From a policy angle, the results obtained imply that educational planning and grade repetition programmes should take into account not only the child socioeconomic context and individual characteristics, but also the specificities of the school, in order to avoid differences in school quality.
In terms of social policy implications, empirical studies have shown that policies that increase the economic resources of low-income families and the environment of disadvantaged neighbourhoods (infrastructures and services) may have positive effects on children’s cognitive and non-cognitive skills development. These effects may be critically important as determinants of school success, as well as in later employment outcomes.
Besides these interventions, the development of policies that stimulate parent’s involvement have also been proved to promote positive school functioning and children’s achievement. Early school intervention also has been mentioned as providing an important contribution to school success. In fact, empirical evidence indicates that early investment in children may decrease the negative association between living in a social and economic disadvantaged environment and school attainment. The results obtained prove the strong association between poverty and grade repetition, pointing out the importance of school success in the social policies developed to cope with child poverty. In fact, education has been proved to be an important means of breaking the family cycle of poverty. The school plays an important role in poverty action plans, by its educational function but also by its potential means of empowerment, which is a highway of escaping poverty.

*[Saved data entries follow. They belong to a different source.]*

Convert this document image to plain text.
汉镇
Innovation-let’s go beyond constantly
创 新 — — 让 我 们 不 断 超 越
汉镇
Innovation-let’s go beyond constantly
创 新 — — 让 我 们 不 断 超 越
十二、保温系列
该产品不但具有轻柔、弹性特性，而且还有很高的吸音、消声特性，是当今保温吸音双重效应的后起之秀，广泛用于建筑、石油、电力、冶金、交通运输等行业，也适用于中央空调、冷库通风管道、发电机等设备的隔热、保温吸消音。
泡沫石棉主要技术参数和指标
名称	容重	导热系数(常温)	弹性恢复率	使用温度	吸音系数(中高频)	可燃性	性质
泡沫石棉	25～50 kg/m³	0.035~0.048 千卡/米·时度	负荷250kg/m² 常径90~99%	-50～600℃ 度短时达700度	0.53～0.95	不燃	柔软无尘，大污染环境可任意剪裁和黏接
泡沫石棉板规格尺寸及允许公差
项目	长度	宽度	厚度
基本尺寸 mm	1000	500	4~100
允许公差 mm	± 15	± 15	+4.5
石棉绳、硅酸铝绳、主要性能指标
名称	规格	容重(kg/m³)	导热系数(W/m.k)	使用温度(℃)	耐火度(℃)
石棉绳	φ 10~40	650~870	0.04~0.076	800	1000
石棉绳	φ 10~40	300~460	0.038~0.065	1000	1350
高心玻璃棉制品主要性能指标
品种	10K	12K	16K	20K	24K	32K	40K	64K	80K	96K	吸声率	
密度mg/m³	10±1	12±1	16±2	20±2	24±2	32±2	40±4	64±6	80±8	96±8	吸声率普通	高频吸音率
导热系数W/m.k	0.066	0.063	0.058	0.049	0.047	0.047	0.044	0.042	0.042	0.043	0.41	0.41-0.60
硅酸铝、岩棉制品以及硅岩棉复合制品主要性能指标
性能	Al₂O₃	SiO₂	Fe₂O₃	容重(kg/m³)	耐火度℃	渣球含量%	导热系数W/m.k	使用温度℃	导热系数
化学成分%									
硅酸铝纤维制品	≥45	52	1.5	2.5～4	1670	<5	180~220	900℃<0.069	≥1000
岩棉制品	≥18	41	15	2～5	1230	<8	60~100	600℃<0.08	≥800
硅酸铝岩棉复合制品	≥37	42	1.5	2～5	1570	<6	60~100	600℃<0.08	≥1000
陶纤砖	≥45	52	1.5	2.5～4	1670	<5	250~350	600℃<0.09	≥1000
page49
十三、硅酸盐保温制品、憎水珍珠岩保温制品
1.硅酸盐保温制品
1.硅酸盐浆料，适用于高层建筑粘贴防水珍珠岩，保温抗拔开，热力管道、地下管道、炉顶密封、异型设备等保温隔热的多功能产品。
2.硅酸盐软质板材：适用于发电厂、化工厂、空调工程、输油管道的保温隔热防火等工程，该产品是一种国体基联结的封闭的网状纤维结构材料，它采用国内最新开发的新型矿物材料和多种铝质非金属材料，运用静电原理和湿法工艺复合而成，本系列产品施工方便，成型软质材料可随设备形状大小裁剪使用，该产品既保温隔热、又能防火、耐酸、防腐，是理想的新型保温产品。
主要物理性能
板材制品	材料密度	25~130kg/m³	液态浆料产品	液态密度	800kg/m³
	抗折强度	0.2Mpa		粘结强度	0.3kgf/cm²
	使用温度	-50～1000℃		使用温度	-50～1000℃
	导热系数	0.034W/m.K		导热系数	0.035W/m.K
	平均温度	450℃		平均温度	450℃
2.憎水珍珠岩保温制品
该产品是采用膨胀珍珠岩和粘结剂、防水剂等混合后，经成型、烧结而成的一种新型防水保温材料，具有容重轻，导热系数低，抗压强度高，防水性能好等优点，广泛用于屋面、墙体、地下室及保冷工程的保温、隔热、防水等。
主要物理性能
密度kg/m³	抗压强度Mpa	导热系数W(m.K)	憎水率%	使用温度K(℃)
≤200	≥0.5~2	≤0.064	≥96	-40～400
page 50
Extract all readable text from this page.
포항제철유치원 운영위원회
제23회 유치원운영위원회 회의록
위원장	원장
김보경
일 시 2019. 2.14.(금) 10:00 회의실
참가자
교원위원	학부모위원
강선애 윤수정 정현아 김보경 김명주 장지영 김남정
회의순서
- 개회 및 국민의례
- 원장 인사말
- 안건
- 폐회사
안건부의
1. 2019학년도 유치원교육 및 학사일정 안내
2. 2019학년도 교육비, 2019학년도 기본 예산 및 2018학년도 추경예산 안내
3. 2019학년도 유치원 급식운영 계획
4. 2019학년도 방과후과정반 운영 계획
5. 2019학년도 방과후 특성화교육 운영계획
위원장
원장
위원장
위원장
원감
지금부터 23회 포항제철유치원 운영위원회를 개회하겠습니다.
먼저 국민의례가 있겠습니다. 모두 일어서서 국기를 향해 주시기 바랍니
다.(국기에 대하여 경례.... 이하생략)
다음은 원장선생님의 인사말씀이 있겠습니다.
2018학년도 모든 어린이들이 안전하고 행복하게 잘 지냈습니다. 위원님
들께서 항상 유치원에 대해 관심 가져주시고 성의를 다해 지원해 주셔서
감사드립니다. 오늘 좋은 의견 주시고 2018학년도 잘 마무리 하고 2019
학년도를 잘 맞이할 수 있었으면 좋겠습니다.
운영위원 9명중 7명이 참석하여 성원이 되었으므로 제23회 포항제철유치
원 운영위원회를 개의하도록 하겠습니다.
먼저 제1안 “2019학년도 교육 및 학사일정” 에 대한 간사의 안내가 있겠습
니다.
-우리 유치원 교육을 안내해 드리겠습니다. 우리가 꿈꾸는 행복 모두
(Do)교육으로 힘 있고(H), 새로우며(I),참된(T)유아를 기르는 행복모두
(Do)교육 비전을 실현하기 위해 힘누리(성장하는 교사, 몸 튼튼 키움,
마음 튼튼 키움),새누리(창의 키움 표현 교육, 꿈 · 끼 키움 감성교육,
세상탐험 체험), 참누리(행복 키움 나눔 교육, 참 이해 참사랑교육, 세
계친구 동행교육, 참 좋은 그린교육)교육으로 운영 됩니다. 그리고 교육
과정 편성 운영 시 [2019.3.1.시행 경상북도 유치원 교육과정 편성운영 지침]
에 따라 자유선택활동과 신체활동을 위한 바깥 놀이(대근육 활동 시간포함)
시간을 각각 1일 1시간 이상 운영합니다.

Having provided evidence of the importance of social policies in the context of grade repetition, it is now time to develop programmes that may attempt to improve the quality of schools in disadvantaged environments, which leads to the direction of breaking the intergenerational poverty cycle. The results discussed suggest a potential opportunity for social policy intervention to reduce the disparities of opportunities of children and to promote school success. The dataset used in this research considers the child as the unit of observation and as the unit of measurement, which is a perspective that required the application of a survey specifically constructed for this study. In fact, there is a scarcity of child-centred microdata in the context of grade repetition analysis in Portugal. However, the observations used refer to a specific moment in time. The use of panel data would certainly improve the information gathered concerning children, as well as schools.
Within educational and social research, the benefit of longitudinal studies has been acknowledged (BOYDEN; JAMES, 2014). With regards to education, the analysis of educational trajectories gives important insights about the determinants of grade repetition, as it enables one to shed light into the process that culminates in school retention. In addition, the use of qualitative data would also be important, especially regarding the perspective of children on their educational experience, or the school’s development constraints.